The development of new therapies to treat orphan diseases is particularly perilous, due to limited patient populations, high costs, and difficulty in measuring clinical effectiveness. FDA officials are addressing these issues through the Rare Disease Cures Accelerator (RDCA) initiative in the Center for Drug Evaluation and Research (CDER). The goal is to shift away from a system of fragmentary research methods plagued by poor quality evidence to a more coordinated research approach and methods that can expedite development of drugs to treat some of the 7,000 rare diseases affecting 25,000-30,000 people.

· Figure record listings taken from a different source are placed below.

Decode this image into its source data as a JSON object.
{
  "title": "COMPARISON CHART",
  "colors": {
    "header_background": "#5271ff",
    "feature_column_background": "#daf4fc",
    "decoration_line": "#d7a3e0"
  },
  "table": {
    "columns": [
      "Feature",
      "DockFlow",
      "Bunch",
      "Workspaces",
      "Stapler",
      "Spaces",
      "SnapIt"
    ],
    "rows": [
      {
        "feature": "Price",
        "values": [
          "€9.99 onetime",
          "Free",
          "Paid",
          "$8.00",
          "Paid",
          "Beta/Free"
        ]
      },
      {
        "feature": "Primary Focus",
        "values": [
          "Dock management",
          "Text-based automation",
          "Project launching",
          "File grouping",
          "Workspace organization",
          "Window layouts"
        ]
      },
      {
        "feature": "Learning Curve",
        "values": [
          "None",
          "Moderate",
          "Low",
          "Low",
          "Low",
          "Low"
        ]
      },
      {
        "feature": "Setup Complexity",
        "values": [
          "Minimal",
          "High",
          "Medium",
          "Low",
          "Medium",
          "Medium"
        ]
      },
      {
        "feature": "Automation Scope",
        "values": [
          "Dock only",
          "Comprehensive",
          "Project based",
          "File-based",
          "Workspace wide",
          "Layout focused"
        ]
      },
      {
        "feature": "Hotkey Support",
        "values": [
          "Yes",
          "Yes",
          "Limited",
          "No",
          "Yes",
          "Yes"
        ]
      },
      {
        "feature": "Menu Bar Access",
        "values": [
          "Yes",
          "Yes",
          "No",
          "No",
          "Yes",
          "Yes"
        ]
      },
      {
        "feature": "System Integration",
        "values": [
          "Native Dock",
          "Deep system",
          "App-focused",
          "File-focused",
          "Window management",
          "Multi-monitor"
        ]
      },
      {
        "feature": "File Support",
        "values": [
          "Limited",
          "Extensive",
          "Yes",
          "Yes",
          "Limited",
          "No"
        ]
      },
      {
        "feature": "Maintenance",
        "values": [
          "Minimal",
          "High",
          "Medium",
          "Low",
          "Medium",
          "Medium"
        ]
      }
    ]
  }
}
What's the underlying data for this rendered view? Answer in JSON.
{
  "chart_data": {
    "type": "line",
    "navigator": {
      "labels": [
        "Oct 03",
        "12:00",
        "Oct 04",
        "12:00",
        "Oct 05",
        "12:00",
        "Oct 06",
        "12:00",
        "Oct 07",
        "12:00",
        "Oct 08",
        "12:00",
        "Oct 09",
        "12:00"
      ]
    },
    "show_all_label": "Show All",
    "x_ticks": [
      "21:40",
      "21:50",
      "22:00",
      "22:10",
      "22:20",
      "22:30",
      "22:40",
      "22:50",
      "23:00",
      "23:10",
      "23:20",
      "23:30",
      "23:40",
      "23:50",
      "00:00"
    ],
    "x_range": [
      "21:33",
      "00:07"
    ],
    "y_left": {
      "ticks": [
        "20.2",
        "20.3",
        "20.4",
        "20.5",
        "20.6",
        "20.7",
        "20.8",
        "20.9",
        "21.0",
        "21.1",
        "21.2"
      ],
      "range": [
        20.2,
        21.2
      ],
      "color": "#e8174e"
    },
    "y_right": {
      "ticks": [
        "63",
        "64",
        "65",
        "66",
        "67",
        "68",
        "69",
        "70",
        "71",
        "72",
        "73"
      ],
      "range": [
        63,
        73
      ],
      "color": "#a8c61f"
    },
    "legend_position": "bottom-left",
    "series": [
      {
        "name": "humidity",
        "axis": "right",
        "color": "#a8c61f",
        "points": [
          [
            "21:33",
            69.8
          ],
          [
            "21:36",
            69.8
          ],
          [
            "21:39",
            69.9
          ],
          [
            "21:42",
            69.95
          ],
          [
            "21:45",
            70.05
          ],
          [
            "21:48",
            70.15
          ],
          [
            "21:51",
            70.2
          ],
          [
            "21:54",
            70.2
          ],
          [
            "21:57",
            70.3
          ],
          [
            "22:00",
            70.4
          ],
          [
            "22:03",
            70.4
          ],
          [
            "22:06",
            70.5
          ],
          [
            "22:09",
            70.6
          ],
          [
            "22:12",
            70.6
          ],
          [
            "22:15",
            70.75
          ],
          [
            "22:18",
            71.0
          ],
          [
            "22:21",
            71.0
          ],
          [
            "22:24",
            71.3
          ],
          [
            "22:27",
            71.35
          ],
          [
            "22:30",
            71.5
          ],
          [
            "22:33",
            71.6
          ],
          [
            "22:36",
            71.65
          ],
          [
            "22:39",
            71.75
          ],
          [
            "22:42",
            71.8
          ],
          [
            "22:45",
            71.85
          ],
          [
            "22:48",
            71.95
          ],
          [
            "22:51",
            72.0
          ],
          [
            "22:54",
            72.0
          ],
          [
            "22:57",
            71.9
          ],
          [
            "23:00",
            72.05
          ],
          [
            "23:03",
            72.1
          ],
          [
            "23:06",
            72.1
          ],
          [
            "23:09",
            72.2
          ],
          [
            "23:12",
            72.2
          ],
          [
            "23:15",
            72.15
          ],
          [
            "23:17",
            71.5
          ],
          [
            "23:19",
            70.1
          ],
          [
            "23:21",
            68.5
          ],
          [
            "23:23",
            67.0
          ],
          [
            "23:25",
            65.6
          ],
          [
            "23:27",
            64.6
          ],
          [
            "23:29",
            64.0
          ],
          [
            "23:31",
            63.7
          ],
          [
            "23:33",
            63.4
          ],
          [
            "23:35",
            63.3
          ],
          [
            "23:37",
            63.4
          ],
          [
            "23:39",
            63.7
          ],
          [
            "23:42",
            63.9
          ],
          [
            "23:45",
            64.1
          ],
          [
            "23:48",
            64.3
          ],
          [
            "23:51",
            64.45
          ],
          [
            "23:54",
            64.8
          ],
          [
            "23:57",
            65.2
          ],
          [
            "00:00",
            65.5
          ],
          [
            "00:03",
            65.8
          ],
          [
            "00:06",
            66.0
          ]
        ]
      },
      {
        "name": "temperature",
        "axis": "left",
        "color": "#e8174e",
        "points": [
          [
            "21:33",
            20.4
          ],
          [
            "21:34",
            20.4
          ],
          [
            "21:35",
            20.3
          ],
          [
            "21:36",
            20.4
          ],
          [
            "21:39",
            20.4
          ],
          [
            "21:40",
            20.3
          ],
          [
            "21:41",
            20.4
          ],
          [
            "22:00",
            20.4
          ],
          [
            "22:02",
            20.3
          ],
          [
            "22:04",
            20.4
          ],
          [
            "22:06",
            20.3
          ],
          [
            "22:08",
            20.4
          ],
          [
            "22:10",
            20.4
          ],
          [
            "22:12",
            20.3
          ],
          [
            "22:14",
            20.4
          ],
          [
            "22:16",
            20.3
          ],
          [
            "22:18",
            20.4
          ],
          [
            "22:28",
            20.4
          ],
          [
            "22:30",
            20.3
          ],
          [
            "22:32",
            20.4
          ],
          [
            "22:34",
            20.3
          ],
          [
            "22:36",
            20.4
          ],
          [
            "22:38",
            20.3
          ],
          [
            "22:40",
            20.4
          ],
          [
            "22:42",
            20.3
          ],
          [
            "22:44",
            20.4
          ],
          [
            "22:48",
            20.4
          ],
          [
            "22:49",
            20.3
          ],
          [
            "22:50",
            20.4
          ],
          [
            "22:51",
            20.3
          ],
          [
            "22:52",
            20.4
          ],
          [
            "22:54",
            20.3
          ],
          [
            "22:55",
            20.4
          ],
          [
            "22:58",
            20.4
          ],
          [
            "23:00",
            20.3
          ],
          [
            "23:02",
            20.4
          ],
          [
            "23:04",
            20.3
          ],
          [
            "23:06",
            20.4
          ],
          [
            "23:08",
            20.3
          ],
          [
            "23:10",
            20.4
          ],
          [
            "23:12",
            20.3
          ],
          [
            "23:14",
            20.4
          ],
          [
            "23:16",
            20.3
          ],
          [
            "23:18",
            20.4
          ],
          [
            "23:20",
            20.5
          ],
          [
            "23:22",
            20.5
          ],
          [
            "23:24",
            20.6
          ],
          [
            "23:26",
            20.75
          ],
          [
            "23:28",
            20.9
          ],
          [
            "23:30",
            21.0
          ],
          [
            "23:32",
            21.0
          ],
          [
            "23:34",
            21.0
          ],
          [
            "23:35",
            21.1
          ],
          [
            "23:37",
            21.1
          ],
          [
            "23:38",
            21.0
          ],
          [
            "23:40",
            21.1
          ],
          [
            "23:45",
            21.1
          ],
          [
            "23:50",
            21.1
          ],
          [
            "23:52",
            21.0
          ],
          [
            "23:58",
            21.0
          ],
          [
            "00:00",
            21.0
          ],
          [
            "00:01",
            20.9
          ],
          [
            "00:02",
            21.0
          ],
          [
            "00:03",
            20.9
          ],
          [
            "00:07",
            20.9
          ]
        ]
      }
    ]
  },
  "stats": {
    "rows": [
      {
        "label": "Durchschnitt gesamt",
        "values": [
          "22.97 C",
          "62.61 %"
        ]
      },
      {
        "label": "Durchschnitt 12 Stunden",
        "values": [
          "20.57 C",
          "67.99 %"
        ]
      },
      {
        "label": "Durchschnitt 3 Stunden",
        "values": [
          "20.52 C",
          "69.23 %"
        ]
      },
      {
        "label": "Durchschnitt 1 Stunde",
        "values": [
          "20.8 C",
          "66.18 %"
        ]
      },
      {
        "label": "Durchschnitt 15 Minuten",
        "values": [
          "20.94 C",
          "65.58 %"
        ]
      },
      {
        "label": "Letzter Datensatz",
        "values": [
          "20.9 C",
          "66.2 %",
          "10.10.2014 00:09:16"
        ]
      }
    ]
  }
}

Main strategies involve establishing common platforms and standardized tools and infrastructure to improve the quality of clinical trial data, explained Theresa Mullin, CDER acting director for strategic initiatives, at the “rare summit” sponsored by the National Organization for Rare Disorders (NORD) in Washington, D.C. last week. Mullin described how a more cooperative and collaborative approach can improve the quality of study endpoints, promote trial designs that accelerate learning, reduce mis-steps that cause failures and delays, and generate evidence needed for regulatory approval.
The RDCA provides the infrastructure for a cooperative approach to designing and conducting clinical trials in rare diseases to improve testing, protocols, and patient enrollment in clinical trials, Mullin noted. FDA is collaborating with the Critical Path Institute, NORD, patient groups, industry and other stakeholders on a framework for conducting more standardized rare disease natural history studies to help target treatment and design appropriate clinical trials. This involves examining the underlying causes of a disease, how it changes over time, variables in symptoms and experiences, and how the disease differs across patient populations. Patient perspectives remain key to providing insight into the most important impacts and what constitutes “meaningful change” in symptoms.